5 yıldır kafeterya bölümünde çalışan bir kadın işçi asgari ücretle çalıştığını söylüyor. “5 yıl da 10 yıl da çalışan aynı ücreti alıyor. Haklarımız desen, zaten alamıyoruz. Sadece kuru bir asgari ücret” diyor. Derken geçim derdi geliyor ardından: “Bir ton kömür 6 bin TL olmuş. Çocuğum okuyor, onun masrafları. Kredilere yetişemiyoruz. Söylediğimizde ‘O bizi ilgilendirmiyor’ diyorlar.
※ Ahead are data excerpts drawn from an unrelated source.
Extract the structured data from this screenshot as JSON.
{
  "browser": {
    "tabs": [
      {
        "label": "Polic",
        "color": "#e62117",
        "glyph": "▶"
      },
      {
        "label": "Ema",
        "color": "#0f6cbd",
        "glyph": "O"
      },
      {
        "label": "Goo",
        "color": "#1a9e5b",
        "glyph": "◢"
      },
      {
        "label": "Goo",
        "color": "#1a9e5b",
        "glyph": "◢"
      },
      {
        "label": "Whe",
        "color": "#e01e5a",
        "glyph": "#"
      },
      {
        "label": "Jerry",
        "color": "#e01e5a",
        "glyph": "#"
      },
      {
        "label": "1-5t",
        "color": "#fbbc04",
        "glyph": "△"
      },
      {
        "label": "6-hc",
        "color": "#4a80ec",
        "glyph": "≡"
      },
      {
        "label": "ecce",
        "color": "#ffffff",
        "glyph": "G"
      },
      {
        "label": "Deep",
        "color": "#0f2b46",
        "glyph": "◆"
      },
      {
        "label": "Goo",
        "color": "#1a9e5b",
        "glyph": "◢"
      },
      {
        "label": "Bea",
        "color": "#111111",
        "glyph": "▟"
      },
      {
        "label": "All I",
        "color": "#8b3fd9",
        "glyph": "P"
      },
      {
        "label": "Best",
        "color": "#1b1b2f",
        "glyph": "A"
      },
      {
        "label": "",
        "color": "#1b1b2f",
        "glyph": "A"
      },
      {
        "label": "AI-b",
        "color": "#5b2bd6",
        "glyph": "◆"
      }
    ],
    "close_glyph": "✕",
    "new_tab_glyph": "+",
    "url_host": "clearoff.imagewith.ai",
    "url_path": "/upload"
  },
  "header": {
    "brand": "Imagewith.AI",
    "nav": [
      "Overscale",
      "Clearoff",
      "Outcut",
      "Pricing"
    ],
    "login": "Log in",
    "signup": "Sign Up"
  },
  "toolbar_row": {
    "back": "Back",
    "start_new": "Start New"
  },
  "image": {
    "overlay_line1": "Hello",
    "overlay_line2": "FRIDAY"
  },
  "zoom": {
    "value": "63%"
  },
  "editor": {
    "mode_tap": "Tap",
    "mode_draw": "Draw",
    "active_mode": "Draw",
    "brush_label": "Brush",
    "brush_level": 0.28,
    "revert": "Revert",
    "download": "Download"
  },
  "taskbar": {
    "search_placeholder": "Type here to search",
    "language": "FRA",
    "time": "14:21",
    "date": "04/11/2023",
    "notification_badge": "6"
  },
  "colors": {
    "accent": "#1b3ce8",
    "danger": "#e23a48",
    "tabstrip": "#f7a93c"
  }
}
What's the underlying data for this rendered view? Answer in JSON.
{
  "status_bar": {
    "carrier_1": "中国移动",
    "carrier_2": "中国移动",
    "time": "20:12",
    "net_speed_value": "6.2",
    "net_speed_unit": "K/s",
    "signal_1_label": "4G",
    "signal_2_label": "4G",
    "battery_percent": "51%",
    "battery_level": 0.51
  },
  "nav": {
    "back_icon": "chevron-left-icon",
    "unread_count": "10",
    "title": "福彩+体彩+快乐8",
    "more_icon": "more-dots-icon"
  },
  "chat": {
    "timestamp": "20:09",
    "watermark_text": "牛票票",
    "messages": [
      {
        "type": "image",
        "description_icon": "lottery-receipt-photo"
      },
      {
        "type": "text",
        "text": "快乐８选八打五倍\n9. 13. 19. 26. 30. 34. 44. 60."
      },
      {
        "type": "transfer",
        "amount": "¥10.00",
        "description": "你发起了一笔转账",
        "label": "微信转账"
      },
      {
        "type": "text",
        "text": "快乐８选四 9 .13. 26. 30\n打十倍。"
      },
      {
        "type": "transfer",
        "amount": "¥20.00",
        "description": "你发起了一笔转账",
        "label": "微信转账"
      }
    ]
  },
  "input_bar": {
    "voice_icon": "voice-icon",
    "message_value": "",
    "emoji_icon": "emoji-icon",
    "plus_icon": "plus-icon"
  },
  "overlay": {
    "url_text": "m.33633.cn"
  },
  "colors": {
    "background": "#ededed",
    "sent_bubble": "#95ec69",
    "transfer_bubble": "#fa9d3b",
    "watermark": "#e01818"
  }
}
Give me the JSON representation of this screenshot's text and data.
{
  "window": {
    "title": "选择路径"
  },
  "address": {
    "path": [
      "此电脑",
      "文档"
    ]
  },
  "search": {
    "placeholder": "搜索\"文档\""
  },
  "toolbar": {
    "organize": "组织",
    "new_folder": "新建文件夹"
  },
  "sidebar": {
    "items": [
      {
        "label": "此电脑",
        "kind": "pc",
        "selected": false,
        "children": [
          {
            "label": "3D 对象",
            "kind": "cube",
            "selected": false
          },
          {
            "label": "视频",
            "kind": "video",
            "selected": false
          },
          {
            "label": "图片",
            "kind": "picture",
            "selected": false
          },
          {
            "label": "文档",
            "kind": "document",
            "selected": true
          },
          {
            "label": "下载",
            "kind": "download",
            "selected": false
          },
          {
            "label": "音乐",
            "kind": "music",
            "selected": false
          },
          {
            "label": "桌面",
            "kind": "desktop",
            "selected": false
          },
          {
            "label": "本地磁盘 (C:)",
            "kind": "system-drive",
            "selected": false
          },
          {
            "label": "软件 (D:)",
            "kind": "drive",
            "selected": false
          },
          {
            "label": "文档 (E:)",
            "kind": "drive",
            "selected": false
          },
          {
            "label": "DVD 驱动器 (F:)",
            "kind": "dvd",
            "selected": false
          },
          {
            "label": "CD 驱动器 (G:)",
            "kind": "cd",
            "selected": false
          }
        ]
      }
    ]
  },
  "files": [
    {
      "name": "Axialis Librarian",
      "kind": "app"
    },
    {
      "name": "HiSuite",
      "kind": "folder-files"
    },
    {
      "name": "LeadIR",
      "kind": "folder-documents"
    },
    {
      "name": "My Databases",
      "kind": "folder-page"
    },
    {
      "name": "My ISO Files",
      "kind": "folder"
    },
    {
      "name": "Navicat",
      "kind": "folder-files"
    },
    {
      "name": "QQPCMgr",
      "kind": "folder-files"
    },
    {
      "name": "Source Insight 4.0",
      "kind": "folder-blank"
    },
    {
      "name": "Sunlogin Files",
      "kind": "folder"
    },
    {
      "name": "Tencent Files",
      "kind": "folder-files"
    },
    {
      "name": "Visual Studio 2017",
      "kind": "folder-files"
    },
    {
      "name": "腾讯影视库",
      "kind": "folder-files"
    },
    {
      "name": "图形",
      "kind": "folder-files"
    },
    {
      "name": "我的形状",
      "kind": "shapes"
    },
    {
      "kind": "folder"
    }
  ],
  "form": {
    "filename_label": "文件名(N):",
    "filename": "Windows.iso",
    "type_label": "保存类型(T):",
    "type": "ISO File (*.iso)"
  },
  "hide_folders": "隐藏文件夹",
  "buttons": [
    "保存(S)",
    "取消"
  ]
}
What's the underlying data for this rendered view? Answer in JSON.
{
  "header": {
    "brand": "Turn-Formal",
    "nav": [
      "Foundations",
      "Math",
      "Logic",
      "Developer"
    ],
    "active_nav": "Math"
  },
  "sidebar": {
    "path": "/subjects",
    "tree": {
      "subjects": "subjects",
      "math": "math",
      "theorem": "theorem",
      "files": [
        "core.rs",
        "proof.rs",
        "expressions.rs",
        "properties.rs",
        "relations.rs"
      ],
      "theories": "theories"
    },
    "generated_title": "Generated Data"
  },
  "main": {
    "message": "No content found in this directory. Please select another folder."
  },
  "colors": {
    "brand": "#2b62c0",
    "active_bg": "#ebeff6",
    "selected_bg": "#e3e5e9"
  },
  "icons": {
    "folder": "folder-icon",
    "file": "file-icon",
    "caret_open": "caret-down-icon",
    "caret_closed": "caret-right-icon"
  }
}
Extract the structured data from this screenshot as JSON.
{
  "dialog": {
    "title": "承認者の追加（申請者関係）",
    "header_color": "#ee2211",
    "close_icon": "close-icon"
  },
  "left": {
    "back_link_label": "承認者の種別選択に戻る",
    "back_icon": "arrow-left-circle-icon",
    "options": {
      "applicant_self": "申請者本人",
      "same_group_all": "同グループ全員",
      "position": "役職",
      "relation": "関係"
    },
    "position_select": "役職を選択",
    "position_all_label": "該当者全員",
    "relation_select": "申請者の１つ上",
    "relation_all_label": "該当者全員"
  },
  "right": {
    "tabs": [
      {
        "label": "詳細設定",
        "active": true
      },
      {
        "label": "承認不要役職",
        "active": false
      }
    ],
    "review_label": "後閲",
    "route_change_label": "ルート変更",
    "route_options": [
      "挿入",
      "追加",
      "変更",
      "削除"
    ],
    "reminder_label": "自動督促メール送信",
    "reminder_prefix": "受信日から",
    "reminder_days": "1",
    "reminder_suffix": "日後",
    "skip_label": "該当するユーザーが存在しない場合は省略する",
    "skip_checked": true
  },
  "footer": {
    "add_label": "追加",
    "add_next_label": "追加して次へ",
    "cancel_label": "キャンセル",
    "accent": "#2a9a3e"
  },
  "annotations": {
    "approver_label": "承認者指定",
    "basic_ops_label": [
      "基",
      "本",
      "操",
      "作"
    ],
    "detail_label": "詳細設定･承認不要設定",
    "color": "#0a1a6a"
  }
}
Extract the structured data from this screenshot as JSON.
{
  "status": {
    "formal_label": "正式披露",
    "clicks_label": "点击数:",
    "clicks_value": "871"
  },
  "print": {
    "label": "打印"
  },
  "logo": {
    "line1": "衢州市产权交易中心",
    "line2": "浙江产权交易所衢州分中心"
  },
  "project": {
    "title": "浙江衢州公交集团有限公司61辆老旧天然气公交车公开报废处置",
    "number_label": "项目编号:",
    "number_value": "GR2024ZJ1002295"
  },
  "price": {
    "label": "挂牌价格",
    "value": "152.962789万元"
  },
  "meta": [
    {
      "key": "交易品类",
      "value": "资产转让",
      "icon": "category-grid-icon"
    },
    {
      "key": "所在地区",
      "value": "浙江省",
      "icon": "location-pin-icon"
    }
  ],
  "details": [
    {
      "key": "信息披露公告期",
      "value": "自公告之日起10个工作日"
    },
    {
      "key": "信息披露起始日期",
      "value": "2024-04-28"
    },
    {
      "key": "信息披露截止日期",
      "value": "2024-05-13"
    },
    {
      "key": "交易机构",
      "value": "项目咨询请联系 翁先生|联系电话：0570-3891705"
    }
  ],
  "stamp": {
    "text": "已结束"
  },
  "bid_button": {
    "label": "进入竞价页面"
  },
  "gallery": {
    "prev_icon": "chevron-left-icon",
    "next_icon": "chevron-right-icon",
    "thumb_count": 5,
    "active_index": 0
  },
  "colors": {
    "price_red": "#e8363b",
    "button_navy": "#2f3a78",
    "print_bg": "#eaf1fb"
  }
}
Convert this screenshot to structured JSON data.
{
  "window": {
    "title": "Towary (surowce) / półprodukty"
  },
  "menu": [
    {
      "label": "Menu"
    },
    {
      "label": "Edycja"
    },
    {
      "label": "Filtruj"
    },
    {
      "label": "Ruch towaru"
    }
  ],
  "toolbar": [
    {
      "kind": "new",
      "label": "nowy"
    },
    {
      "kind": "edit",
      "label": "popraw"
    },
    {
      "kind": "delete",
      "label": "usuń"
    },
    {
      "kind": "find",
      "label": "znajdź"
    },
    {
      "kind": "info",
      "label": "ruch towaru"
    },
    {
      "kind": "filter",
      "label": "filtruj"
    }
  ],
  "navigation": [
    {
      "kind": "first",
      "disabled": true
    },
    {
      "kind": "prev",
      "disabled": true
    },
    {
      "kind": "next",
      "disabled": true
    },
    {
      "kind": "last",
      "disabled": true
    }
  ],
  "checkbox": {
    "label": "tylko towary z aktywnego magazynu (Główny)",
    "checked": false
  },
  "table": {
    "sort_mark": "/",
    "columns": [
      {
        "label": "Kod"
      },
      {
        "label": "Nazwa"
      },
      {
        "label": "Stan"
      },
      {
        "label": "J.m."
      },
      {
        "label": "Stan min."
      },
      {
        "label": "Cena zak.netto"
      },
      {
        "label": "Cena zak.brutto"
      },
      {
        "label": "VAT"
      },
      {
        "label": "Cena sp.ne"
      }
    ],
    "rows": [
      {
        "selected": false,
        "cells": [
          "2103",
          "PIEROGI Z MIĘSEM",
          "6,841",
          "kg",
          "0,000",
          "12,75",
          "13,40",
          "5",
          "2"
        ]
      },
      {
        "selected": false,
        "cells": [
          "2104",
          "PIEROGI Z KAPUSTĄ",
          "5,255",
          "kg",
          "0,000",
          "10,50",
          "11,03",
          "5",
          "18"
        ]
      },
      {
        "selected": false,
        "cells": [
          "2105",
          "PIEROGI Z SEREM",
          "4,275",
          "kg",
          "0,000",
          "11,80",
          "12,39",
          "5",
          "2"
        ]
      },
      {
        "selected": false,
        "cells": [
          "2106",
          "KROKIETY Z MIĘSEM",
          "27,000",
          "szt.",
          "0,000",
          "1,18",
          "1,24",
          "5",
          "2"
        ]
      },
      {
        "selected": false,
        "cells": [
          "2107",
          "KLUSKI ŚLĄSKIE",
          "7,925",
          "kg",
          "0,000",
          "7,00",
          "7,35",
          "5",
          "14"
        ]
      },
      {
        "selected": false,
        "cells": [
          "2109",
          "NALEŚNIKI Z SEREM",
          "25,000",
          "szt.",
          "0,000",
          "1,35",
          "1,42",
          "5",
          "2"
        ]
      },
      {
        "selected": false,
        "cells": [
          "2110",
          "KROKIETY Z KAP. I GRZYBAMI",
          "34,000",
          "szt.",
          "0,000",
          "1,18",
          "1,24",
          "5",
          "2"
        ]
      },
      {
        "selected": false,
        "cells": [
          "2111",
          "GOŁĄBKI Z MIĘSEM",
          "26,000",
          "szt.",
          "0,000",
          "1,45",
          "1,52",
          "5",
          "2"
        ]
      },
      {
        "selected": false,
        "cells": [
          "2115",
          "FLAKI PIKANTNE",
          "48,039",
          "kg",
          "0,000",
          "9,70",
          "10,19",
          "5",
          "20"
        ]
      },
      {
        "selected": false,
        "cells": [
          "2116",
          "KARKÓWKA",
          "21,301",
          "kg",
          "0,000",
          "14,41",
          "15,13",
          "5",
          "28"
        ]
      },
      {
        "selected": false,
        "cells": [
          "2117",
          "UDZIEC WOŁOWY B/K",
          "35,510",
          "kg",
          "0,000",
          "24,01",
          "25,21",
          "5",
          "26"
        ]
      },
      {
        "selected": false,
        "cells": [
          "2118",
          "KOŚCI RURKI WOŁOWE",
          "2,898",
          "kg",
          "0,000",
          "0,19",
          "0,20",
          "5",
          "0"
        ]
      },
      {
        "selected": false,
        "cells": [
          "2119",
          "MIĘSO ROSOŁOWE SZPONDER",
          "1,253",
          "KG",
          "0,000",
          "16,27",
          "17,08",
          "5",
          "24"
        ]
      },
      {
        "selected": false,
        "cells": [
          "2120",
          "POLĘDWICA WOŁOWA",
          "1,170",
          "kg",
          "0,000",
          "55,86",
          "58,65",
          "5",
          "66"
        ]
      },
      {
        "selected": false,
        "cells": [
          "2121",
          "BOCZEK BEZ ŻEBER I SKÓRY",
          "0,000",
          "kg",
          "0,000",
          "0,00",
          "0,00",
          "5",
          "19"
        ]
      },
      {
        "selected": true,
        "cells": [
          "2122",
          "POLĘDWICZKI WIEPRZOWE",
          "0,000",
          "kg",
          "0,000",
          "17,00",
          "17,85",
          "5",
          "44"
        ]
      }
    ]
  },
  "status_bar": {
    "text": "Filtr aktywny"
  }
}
Resmen köle gibi çalışıyoruz...” Ayrıca A vardiyasından geceye döndüklerinde izinli sayılmadıklarını belirten işçi, “Oysa gece promosyonu da almamız lazım. Koşullarda iyileştirme diye bir şey yok. ‘Yemeğiniz güzel, temizlik on numara’ diyorlar ama bu temizliği biz yapıyoruz” diyor.

"CAYDIRMAK İSTEYECEKLER AMA KARARLIYIZ"

Çoğu işçi gibi kendisinin de ilk kez böyle bir direnişte olduğunu söyleyen temizlik bölümünde çalışan başka bir kadın da işçi de “Bu yolda ya gideceğiz ya gideceğiz” diyor: “Ben evime gidip bekleyemem. Caydırmak isteyecekler ama kararlıyız ve asıl güç biziz. Gece de içerideydim, tuvaletleri yasakladılar. Bir kadın için daha da zor bir durum. Bu saatten sonra bizi görmezden gelmeleri çok ağrıma gitti.”

“Bir an önce sendikamızı kabul etsinler. Eşit işe eşit ücret istiyoruz. Bugün atılan işçi arkadaşlarımıza yapılan yarın bize yapılır” diyen işçi Philip Morris bünyesinde çalışan işçilere de şöyle sesleniyor: “Bize destek olsunlar. Biz anayasal hakkımızı kullanıyoruz, suç işlemiyoruz. Eve göndermeye çalışıyorlar, hayır gitmiyoruz.”